The weather forecasts have continued to dominate the market as excess moisture or lack thereof are impacting crops around the world at crucial times. The month of April was friendly to the wheat futures, but not so much the crop itself. Dry weather has parched the wheat crops in Russia and in western Kansas. Wheat does have nine lives though, and they may not have run out yet. Russia’s crop has been due for some rain after record warm temperatures last month. Average to cool temperatures are expected in Russia for the first half of May, and this may be a savior to their crop after an unusually dry spring. Southern Russia experienced their driest April in a decade. That area grows over 30 percent of Russia’s wheat crop. Their spring is comparable to their 2012 crop when Russia’s all-wheat yield had the worst performance of the post-Soviet era. Crop problems in Russia could help the US export numbers. This would be a big help to rebound off of the 52-year low export number in the 2023-24 crop year. Dry weather and good exports give support to the futures prices.
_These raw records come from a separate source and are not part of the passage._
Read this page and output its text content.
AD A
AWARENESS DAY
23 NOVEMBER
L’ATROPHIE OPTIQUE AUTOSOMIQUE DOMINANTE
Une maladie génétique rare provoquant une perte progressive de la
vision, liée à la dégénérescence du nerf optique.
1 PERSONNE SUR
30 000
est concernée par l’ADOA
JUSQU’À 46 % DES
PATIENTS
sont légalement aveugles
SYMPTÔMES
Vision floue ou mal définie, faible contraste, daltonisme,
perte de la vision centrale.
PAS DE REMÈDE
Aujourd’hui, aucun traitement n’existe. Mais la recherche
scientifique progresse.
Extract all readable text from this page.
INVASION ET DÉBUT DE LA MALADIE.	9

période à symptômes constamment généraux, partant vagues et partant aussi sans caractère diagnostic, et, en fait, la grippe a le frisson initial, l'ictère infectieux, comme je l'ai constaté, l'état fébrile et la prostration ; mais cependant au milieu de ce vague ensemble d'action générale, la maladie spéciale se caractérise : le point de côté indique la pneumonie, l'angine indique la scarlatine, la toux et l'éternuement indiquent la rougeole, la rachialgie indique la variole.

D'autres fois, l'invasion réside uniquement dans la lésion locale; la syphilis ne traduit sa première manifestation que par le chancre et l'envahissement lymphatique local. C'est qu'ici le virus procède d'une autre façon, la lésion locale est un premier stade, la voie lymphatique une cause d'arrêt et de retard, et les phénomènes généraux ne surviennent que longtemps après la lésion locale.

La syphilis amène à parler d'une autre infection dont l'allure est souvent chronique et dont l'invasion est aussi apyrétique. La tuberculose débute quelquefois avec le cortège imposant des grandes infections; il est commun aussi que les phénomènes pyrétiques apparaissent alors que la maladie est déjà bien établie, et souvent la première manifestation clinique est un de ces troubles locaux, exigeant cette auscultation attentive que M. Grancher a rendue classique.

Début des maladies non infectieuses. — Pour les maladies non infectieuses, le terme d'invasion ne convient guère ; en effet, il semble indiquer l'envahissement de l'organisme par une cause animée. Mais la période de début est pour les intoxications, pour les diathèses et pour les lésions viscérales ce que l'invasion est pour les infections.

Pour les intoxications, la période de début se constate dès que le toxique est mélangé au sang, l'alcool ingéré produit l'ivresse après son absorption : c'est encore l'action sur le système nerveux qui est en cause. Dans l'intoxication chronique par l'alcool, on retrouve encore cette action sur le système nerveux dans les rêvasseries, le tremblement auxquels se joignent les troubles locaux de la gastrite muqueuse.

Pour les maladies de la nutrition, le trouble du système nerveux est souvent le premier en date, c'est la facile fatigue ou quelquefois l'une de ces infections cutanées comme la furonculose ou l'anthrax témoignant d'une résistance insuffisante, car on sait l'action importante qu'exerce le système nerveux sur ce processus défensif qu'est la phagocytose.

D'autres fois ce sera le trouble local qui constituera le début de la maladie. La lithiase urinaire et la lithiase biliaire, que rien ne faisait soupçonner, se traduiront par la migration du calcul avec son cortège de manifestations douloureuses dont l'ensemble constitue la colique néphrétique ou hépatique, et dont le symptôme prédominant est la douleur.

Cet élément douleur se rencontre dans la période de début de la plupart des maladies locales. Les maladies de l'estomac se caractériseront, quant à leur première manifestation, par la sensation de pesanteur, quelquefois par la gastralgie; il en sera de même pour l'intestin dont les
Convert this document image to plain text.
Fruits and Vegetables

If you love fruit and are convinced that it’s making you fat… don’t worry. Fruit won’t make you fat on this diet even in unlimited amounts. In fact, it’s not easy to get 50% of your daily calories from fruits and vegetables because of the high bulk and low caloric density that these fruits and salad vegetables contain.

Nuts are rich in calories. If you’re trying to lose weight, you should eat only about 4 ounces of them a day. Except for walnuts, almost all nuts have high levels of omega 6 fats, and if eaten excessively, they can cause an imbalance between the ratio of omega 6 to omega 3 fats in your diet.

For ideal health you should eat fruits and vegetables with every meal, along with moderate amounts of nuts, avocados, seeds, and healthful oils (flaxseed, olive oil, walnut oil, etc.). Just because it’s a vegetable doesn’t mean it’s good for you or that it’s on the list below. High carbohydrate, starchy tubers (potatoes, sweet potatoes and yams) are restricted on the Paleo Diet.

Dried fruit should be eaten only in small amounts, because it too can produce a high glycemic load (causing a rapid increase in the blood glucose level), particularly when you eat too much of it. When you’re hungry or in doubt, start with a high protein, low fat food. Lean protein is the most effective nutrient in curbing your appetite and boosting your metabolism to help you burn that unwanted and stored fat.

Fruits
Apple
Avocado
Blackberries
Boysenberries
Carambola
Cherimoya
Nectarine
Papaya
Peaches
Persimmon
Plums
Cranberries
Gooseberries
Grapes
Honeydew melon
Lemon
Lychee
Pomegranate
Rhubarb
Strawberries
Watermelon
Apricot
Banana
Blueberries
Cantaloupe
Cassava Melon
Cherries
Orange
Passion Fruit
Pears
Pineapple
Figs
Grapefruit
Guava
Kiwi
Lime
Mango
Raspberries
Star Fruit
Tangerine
Last week, the Buenos Aires grain exchange cut their estimate for Argentina’s corn harvest by 3 million metric tons. This is due to damage from the leafhopper insect plague and the hot, dry weather in March. Around 17 percent of the area impacted by leafhoppers and weather is now unharvestable. The leafhopper carries harmful bacteria that causes stunt disease, which hinders growth and can result in ears of corn with loose or missing kernels. The Argentine corn crop was once expected to be a record with estimates as high as 56.5 million metric tons, but now is down to 46.5 million metric tons. This harvest will now end as one of the smallest in the last seven years, above only the drought years of 2017-18 and 2022-23. Argentina is the world’s third largest corn exporter.

The March weather that negatively impacted Argentina’s corn crop could also impact their soybean crop. The Buenos Aires grain exchange kept their soybean harvest estimate at 51 million tons last Thursday, but bean harvest is only 36 percent complete, so a cut could still be possible. Argentina is also a top supplier of soybean meal and soybean oil.

While drought has impacted parts of the US wheat growing areas and Russia, along with Argentina, some spots in the US Corn Belt and in Brazil have been receiving too much moisture. Ample rains and cooler temperatures in the US Corn Belt are slowing planting progress, giving a boost to the markets. In Brazil’s second biggest soybean production state, Rio Grande do Sul, they are also experiencing heavy rains that are disrupting their harvest and causing some losses to the crop.

On top of the numerous weather events making waves in the markets, geopolitical tensions have continued to have an impact as well. There have been new Russian attacks on Ukrainian infrastructure in the port city of Odesa. There are also ongoing risks in the Middle East as attacks could have big implications for the energy markets, which would in turn impact corn and soybeans.